Critics Have These Big Problems With ‘The Home Edit’
Overwhelmed with clutter? Netflix’s new series Get Organized With The Home Edit promises to show you how to master the mess and turn your chaotic house into an Instagram-worthy pad. Organizational gurus Joanna Teplin and Clea Shearer show off their skills as they help stars like Reese Witherspoon, Khloe Kardashian, and Retta get their closets and pantries into gorgeous, color-coordinated order.
The show is sure to inspire more than a few trips to the Container Store. But not everyone loves The Home Edit, which grew out of Teplin and Shearer’s mega-popular Instagram account for their organization and design business. Comments on Instagram and reviews of the pair’s 2019 book The Home Edit reveal that a few people had some pretty pointed criticisms of their approach to getting organized.
Some people think ‘The Home Edit’ just encourages people to buy more stuff
The Home Edit is all about getting organized. But a few critics said the approach advocated in the book just gives people an excuse to buy more stuff. Though Amazon reviews are overwhelmingly positive, less enthusiastic readers complained that the main organizational strategy was to buy a bunch of bins and containers, label them, and transfer items from their original packaging to those containers. Not only is that time-consuming, they say, but it requires buying many new containers and labels. The Home Edit Egg Bin at The Container Store, for example, costs $19.99.
Others said most people don’t buy multiples of the same item just so they can arrange them in an aesthetically pleasing way.
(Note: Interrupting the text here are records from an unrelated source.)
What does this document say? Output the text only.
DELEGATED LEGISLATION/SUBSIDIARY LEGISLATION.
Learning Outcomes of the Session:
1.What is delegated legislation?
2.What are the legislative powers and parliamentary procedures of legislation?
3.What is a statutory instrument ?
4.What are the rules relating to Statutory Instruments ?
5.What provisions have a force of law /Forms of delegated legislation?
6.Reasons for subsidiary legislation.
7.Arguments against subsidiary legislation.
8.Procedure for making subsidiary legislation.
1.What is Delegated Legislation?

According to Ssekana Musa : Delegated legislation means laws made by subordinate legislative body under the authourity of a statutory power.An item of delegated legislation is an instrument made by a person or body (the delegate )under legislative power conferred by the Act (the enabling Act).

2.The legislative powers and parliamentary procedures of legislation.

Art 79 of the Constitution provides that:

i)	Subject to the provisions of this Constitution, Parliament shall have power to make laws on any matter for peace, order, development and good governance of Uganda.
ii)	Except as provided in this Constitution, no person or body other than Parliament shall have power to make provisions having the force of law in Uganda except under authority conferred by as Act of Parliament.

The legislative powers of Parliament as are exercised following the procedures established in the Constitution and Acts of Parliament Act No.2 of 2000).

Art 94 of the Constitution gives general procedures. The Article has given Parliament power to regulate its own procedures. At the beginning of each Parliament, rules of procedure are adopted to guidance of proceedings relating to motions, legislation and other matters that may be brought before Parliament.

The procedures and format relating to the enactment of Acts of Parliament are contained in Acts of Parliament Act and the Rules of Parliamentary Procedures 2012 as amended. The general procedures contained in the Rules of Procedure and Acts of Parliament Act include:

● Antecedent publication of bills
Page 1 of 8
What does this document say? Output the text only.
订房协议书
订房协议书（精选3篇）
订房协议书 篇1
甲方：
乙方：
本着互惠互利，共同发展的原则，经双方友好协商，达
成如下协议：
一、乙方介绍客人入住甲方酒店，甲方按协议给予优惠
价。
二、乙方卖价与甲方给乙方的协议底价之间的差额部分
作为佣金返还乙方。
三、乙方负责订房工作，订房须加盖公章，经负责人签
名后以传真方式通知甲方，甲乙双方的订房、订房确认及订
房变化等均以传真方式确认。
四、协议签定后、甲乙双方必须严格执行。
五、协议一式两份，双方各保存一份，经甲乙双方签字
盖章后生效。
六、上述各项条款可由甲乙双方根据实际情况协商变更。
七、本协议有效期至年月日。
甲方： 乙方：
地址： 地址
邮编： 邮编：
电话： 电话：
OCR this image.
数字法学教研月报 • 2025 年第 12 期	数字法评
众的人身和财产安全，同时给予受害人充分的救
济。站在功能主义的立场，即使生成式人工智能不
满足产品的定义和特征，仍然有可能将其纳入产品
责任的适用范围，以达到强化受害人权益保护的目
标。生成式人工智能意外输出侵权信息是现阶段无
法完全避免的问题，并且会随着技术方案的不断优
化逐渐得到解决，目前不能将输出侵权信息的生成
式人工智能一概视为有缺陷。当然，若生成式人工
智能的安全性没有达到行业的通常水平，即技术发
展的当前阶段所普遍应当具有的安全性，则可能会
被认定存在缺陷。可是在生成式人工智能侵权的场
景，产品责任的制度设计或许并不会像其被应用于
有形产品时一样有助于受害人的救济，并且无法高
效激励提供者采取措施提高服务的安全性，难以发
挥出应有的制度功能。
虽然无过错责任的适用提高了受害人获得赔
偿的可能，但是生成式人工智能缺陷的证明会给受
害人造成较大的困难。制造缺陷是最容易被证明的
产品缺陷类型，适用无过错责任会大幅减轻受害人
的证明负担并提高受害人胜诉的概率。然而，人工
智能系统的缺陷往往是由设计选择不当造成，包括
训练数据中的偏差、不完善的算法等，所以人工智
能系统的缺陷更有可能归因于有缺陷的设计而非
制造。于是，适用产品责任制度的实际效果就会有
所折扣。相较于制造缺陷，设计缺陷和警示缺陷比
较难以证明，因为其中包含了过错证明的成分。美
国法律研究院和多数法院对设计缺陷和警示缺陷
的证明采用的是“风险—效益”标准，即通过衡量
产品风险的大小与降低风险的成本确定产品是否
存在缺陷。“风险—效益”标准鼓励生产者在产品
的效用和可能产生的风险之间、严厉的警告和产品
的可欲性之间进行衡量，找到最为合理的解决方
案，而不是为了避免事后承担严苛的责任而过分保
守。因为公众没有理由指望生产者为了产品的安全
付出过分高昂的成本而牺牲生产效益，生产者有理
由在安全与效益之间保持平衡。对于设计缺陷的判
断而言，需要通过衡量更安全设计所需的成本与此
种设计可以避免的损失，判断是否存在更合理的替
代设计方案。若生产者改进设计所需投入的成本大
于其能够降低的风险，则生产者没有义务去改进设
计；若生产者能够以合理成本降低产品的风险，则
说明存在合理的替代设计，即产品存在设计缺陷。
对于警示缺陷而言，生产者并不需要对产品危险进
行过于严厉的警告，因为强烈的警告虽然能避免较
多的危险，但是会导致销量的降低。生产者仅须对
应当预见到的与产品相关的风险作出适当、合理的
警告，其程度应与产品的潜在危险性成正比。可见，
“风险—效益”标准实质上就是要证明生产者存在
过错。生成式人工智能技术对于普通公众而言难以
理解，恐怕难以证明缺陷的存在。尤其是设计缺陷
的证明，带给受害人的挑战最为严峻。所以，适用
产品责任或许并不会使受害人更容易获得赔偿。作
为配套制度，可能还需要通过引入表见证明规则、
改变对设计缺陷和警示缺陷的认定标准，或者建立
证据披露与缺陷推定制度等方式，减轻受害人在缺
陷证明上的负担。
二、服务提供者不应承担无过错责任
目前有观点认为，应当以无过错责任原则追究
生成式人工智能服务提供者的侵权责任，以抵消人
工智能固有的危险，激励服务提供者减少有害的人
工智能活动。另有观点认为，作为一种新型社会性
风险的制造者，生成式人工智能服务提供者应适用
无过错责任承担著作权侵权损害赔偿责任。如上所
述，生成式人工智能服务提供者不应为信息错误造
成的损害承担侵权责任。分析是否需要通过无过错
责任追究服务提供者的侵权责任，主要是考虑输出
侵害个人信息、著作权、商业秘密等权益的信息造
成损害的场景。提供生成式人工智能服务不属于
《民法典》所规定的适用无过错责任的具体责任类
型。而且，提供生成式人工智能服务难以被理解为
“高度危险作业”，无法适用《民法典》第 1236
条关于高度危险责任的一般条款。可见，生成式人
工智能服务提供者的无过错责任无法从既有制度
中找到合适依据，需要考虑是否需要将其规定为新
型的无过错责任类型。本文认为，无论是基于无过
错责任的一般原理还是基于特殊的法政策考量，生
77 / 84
“Looks great but how many people buy the same brand for all their makeup, or have 4 backups of the same item?” one person asked on Instagram. “I want to know how to organize more realistic collections of products.”
It’s only for rich people with large houses
Other critics said the tips from The Home Edit were great if you had a big home with enormous closets and tons of storage. But those with more modest living spaces said they didn’t get many useful tips from the book. One reviewer slammed it as a book about “rich people’s houses.” And a number of crtiics said that while it was interesting to look at celebrity homes, the organizational strategies weren’t practical for their lives.
“I just wish they would do the average size homes,” one critic who’d watched the Netflix show wrote on Instagram. “Average size pantries closets etc. We don’t all live in mansions.”
Defenders of The Home Edit pointed out that the Netflix series did feature some smaller, non-celeb homes. They said the “edit, categorize, and contain” approach to organizing could work whatever your home’s size.
Not everyone likes organizing things by color
A signature aspect of The Home Edit approach is arranging items in a rainbow. But that design trick fell flat with some reviewers, who said it simply wasn’t practical. One Amazon reviewer pointed to a photo of straws arranged by color in different containers as unrealistic and impractical.
A few people who watched the Netflix show had other complaints. Some didn’t like the way the hosts talked over each other in the episodes. Others slammed the lack of diversity on the organizers’ staff.
But despite the gripes, many people who watched The Home Edit found it inspirational, especially after spending months at home during quarantine.
“So many ideas I can’t!” one wrote. “Now I have to go back in [and] reorganize my closets which were my quarantine projects.“
Get Organized With The Home Edit is currently streaming on Netflix.